The ‘Radical Reinvention’ of Human Resources

Now is the time for a “radical reinvention of human resources,” declares a report from IBM’s Institute for Business Value.

Businesses are adapting to the rapidly and dramatically changing world, says the report, prefacing the findings and recommendations from a survey of more than 1,500 HR executives from a variety of industries.

How they engage with employees must also change. “Enterprises now must become inherently humanized, build engagement with remote employees, foster trust in uncertain times and cultivate a resilient, diverse workforce capable of facing whatever the future may hold.”

This, says the report, is HR 3.0.

HR thought leader Josh Bersin, who collaborated with IBM on the report, explains what that means in his introduction:

“Traditional HR 1.0 departments focus on compliance, administration, and highly efficient service delivery.

“HR 2.0 teams move toward integrated centers of excellence, and focus on training and empowering business partners to deliver solutions at the point of need.

“HR 3.0, which only 10 percent of companies have achieved, turns HR into an agile consulting organization, one that not only delivers efficient services, but also practices design thinking to push innovative solutions, cognitive tools, and transparency into the organization.”

HR 3.0 - blog.jpg

The report found substantial agreement among the surveyed executives on the key ingredients of HR 3.0, but uncertainty among them about how to evolve their operation.
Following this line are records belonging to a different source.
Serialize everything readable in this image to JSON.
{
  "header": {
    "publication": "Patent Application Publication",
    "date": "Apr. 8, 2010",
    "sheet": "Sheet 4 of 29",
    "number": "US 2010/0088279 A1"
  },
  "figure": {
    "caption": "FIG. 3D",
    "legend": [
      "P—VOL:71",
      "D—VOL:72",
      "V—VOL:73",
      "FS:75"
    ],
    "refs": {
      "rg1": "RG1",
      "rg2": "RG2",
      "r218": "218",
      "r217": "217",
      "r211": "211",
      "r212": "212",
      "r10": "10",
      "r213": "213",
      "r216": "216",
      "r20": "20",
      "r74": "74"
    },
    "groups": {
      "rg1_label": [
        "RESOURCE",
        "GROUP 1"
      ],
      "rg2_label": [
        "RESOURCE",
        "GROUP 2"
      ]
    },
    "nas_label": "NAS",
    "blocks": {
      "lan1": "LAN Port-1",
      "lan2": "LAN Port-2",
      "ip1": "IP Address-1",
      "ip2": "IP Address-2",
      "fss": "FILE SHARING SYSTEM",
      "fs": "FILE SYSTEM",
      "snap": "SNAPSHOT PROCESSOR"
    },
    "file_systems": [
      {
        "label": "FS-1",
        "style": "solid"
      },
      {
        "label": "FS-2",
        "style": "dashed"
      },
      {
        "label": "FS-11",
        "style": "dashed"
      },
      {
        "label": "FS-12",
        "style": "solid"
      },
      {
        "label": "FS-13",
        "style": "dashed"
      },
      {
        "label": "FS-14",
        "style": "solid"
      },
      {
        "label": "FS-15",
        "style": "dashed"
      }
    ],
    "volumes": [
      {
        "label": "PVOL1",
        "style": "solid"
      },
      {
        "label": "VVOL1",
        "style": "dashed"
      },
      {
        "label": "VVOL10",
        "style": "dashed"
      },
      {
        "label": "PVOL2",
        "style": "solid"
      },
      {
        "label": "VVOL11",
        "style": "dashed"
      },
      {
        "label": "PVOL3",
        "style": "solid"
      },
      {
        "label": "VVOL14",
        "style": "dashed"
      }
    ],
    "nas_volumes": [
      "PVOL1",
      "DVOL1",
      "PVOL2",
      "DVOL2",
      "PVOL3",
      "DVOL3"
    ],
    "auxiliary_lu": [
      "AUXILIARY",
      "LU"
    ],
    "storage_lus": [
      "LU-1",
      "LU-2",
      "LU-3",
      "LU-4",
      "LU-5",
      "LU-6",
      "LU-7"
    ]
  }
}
Providing that guidance is the essence of the report.

After studying multiple HR practices, Bersin and IBM identified 10 “Action Areas” drawn from what the most successful companies are doing. “Our analysis has identified ten priority Action Areas critical to the HR 3.0 model. The Action Areas span the breadth of the human resources function, in some cases wholly reinventing traditional people practices.”

These 10 are:

  1. Measure employee performance continuously and transparently
  2. Invest in the new role of leadership
  3. Build and apply capabilities in agile and design thinking
  4. Pay for performance — and skills — in a fair and transparent way
  5. Continuously build skills in the flow of work
  6. Design intentional experiences for employees
  7. Modernize your HR technology portfolio
  8. Apply data-driven insights
  9. Reorient and reskill your HR business partners
  10. Source talent strategically

Though few companies are on the path to 3.0, those that don’t begin to evolve will be left behind.

“Even as leading companies transform their HR model, it’s clear HR 3.0 is not a destination, just a way station. The world is changing too quickly to allow even a hint of complacency,” the report concludes.

“As we continue to face unprecedented opportunities to build better businesses and a much better world, an HR 4.0 will evolve as a model to help us keep doing just that.”